Coronary Artery Bypass Grafting Versus Percutaneous Coronary Intervention in Ischaemic Heart Failure

Can Reliable Treatment Decisions in High-risk Patients Be Based on Non-randomized Data?

Masafumi Ono; Scot Garg; Yoshinobu Onuma; Patrick W. Serruys

Disclosures

Eur Heart J. 2021;42(27):2665-2669. 

In This Article

Abstract and Introduction

Abstract

Graphical Abstract: Treatment uncertainties. An observational study cohort includes not only the 'randomizable' patients who are eligible for both PCI and CABG based on contemporary clinical evidence, but also patients who are ineligible for either PCI or CABG. Patients who are ineligible for CABG (e.g. too frail to undergo surgery) have significantly higher mortality risk than those who are ineligible for PCI (e.g. high SYNTAX score). PCI, percutaneous coronary intervention; CABG, coronary artery bypass graft; LVEF, left ventricular ejection fraction; MVD, multivessel disease; LMCAD, left main coronary artery disease; SYNTAX, Synergy between PCI with Taxus and Cardiac Surgery; COPD, chronic obstructive pulmonary disease; PVD, peripheral vascular disease; MT, medical therapy.

Introduction

Since the RITA trial,[1] the first randomized study comparing percutaneous with surgical revascularization for coronary artery disease (CAD), was published in 1993 controversy has endured over the optimal treatment strategy—be it pharmacological, or revascularization by percutaneous coronary intervention (PCI) or coronary artery bypass grafting (CABG)—for various types of patients with CAD. Based on previous studies, several factors have been identified and proposed as key elements in deciding between the two, and in the context of precision or personalized medicine, some risk models incorporating these factors are presently advocated to predict and quantify the overall risk of one modality of revascularization vs. the other.[2–5] These models can therefore assist the Heart Team in deciding the most appropriate revascularization strategy.
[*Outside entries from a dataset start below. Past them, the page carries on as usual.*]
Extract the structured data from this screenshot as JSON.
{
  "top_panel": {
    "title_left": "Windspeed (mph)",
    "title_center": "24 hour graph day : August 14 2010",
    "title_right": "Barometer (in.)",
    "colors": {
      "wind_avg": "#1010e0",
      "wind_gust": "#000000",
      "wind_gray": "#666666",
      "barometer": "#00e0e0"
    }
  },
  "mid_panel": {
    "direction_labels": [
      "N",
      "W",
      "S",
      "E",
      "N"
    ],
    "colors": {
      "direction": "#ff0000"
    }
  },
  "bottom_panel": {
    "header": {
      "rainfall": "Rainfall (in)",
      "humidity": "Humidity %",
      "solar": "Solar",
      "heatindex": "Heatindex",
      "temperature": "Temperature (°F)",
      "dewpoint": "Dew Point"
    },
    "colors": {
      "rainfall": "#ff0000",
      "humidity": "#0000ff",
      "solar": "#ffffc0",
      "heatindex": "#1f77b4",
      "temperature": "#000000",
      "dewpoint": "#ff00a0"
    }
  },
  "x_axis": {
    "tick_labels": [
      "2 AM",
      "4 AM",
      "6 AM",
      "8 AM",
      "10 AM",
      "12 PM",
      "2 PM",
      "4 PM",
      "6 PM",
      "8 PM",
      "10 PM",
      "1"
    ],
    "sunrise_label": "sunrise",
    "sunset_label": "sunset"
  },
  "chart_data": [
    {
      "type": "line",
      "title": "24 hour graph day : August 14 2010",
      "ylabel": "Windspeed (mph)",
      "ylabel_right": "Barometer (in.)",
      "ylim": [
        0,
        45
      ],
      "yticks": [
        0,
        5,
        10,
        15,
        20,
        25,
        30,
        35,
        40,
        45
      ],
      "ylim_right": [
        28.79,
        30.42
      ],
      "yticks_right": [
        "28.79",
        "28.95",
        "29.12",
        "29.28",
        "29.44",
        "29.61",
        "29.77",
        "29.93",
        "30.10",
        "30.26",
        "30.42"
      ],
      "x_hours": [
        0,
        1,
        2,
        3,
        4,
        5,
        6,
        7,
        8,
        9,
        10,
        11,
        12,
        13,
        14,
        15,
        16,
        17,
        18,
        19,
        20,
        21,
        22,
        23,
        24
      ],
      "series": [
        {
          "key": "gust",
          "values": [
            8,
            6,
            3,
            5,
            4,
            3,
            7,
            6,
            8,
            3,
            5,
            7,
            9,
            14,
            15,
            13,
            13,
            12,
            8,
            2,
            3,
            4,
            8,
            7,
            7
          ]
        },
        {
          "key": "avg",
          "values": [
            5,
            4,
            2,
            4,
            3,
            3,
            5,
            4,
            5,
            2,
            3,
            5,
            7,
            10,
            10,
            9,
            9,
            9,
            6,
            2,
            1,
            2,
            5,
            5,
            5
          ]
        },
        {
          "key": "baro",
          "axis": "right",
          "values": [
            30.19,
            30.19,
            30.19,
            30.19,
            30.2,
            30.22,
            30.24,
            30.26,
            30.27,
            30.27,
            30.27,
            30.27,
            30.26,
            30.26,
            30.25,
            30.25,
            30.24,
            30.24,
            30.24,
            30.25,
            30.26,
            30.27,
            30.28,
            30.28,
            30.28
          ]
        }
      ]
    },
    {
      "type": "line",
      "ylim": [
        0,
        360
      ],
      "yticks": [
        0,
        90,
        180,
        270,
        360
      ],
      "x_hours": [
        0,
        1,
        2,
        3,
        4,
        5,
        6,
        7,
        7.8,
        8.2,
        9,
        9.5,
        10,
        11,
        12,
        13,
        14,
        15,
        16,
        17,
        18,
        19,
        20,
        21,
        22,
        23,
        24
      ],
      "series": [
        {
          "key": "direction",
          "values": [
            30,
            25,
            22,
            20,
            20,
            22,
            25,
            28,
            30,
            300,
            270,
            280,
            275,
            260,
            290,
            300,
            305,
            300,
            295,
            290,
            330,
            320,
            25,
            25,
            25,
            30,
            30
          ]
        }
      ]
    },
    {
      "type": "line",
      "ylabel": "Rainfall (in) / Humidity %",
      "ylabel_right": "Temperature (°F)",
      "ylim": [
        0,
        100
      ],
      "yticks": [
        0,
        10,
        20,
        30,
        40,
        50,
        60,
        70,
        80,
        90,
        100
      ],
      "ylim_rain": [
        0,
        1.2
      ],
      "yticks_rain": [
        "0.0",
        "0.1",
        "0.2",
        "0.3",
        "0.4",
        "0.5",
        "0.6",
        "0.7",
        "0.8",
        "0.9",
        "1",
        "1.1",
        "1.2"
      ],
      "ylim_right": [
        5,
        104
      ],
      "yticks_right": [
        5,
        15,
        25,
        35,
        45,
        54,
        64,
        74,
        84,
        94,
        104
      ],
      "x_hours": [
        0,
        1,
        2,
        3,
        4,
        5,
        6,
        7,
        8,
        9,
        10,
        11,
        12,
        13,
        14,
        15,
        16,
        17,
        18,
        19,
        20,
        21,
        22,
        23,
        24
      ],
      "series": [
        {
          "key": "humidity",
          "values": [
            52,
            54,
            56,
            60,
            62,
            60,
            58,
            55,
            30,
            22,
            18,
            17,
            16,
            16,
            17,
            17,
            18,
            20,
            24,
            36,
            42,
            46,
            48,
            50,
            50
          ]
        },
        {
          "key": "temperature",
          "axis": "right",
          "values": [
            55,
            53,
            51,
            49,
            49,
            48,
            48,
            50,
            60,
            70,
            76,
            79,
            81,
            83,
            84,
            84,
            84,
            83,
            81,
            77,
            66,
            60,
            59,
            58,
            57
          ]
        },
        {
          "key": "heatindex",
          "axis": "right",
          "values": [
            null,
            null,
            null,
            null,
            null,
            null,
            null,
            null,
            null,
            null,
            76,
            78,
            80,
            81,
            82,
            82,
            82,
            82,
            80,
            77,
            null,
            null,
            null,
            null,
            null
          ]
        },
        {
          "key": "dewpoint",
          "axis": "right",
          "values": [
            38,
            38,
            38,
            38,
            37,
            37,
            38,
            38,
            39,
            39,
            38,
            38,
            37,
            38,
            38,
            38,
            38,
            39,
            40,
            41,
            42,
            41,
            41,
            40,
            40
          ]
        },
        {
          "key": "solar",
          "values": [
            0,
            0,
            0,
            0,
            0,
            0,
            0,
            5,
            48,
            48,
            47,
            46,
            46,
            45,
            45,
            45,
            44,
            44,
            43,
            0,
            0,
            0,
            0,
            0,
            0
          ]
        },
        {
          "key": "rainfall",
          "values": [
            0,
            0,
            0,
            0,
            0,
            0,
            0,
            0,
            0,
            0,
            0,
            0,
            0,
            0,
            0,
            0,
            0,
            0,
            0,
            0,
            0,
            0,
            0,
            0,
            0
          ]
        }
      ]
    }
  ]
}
Recently, we reported on the (re)development and validation of the SYNTAX score II 2020, which uses anatomical and clinical factors to help predict 10-year mortality after PCI or CABG. This tool can assist not only the Heart Team in selecting the appropriate type of revascularization, but also the individual who has most to gain or lose by the decision—the patient.[6,7] In the probabilistic formula of the SYNTAX score II 2020, left ventricular ejection fraction (LVEF) was identified as a key component in the prediction of the treatment benefit of CABG over PCI; however, the score was derived from, and validated in, randomized cohorts, which only enrolled few patients with severe LVEF (Table 1).[8–13] In fact, in the SYNTAX trial, only 1.3% of patients had severe LVEF. Hence, whether such a score can work appropriately in this specific impaired LVEF population is questionable, and still a matter of debate.[5]
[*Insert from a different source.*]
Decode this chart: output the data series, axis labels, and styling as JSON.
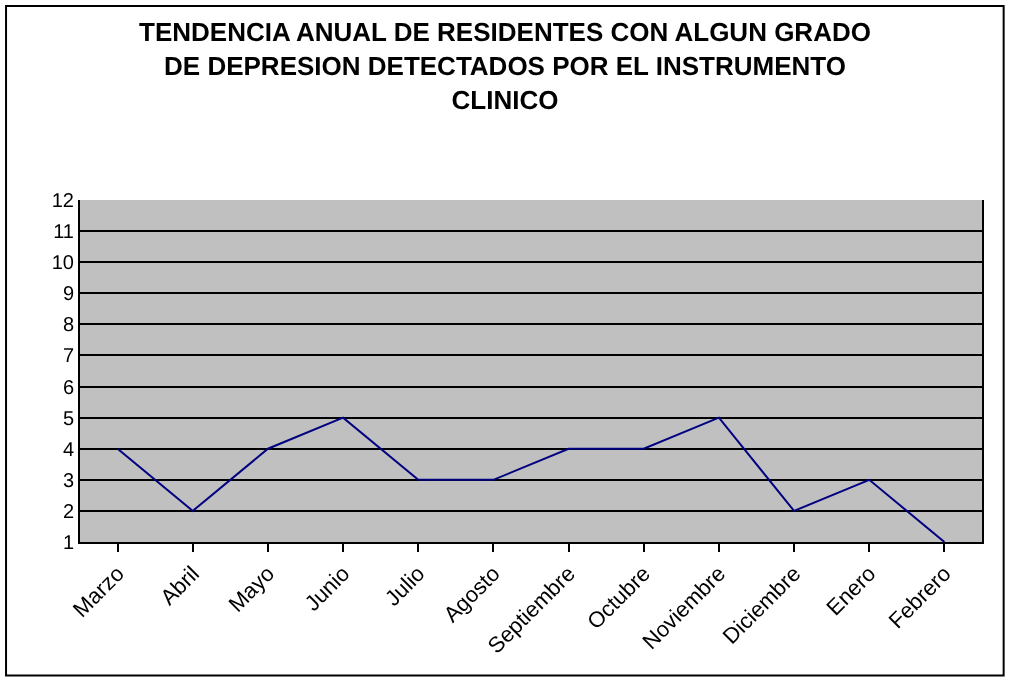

In the current issue of the European Heart Journal, Völz et al. report the long-term mortality between PCI and CABG in patients with ischaemic heart failure with reduced ejection fraction [defined by International Classification of Diseases (ICD) codes] and multivessel disease (MVD; defined as coronary artery stenosis >50% in ≥2 vessels) or left main coronary artery disease (LMCAD) from the Swedish Coronary Angiography and Angioplasty Registry (SCAAR).[14] To minimize the selection bias and the other intrinsic limitations of observational studies, the authors used a propensity score-adjusted logistic and Cox proportional hazards regression and an instrumental variable model. Their key findings were that compared with PCI, CABG was associated with a significantly lower risk of mortality [odds ratio 0.62; 95% confidence interval (CI) 0.41–0.96; P = 0.031], with the beneficial survival effect mainly observed 3 years after revascularization. They concluded that their findings reinforce the current European and American guidelines, in which CABG is recommended as the first choice for revascularization in patients with impaired LVEF.[14]
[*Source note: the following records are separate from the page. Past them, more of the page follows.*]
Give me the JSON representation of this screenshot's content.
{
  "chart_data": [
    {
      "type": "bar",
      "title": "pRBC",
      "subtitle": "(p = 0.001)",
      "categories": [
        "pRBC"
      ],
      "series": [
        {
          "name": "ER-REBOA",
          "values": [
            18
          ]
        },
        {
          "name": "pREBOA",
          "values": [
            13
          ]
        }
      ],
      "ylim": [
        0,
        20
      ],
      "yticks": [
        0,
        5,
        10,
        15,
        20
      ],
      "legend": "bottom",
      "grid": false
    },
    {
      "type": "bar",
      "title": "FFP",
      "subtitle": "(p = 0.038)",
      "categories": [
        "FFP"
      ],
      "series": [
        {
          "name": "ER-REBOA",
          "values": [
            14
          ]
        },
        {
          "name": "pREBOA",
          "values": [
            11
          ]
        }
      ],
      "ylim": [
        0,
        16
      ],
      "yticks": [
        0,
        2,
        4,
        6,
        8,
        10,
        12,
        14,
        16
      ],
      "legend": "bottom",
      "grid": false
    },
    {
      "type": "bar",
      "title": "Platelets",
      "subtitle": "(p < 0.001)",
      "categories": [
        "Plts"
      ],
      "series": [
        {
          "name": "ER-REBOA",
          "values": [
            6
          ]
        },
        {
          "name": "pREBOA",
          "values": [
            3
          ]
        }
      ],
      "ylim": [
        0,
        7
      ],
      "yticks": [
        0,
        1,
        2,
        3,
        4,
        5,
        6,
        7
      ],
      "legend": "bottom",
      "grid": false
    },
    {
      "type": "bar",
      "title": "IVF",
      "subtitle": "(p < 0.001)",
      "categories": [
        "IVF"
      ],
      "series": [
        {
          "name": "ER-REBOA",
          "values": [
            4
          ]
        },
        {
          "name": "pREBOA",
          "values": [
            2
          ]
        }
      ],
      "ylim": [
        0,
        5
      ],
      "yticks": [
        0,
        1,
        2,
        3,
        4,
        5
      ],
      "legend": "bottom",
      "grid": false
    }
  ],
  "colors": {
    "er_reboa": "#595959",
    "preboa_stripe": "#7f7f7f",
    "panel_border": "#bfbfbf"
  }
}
As mentioned above, in this specific clinical setting, the decision between PCI and CABG is still controversial, and consequently the topic of the current study remains of true interest from a clinical point of view. Undoubtedly the high quality of data and sophisticated statistical methodology strengthen the accuracy and validity of the findings of Völz et al. However, it should be also noted that data derived from non-randomized sources such as registries cannot properly account for residual confounding associated with treatment decisions of PCI or CABG left to individual physicians, and that definitive declarations of superiority of one approach (in this case CABG) over another (such as PCI) cannot be made, given the inherent limitations of observational data.